The Carrier contends that the Organization agreed in the March 5, 2013, Summit Agreement, that it would not file claims for contractors performing track construction work if a Track Construction Gang was working on that Seniority District. There is no dispute that during the claimed time, a Track Construction Gang was working alongside the outside forces. The Organization’s claim should be dismissed.
The first issue that must be addressed is the Carrier’s argument that this claim should be denied due to the parties’ March 5, 2013, Summit Agreement. The Organization argues that the Agreement does not bar this claim, because the Carrier was performing a “blitz.”
A blitz has been defined as when the Carrier “schedules major maintenance, repair, and upgrade work involving multiple crews from different crafts during the same track windows in order to minimize an adverse impact on customers and communities.” Third Division Award 40316. A mutually recognized blitz is the “Thayer” Blitz, where the Carrier took 12 days to work on 250 miles of track and spent $16 million. The Carrier explained that during the Thayer Blitz, the Carrier renewed 8 bridges, installed 41,000 concrete ties, installed 46,000 wood ties, undercut 32 miles of track, performed 1,300 thermite welds, surfaced 115 track miles, relayed 115,000 lineal feet of rail, performed 282 pass miles of rail grinding, and rebuilt 177 grade crossings.
The Organization felt the term should be defined as in the dictionary, as “a fast and powerful effort,” but offered no evidence to support its assertion that this was the parties’ mutual understanding of the term. In the on-property handling, the Organization wrote, “Based upon the sheer number of switch and track panels to be installed by subcontracted forces on District 300, in 2015, constitutes the work being performed under the concept of a blitz, in violation of the March 5, 2013 Agreement.”
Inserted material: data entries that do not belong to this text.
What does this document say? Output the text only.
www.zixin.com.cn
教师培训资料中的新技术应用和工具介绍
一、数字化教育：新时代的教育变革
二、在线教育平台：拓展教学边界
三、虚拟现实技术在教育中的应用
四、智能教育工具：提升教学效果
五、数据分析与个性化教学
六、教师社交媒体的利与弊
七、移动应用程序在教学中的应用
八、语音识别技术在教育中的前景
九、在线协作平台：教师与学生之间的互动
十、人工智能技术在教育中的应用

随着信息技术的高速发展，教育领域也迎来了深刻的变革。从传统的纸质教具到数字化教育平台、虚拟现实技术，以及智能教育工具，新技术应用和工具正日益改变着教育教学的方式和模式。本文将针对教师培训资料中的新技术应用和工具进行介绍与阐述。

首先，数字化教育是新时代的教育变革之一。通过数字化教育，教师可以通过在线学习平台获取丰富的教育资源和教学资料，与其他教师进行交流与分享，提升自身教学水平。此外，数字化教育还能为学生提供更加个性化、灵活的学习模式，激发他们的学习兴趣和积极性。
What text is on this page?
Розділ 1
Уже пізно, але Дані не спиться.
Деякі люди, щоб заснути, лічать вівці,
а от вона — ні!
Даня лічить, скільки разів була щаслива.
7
A “blitz” has previously been recognized as a major project involving multiple crews from different crafts during the same track windows in an effort to minimize the adverse impact on customers and communities. The record here does not support a finding that the Carrier was conducting a blitz during the claimed work. In accordance with the Summit Agreement, this claim should not have been filed and will be dismissed.
Claim dismissed.
This Board, after consideration of the dispute identified above, hereby orders that an Award favorable to the Claimant(s) not be made.
NATIONAL RAILROAD ADJUSTMENT BOARD
By Order of Third Division Dated at Chicago, Illinois, this 22nd day of February 2024.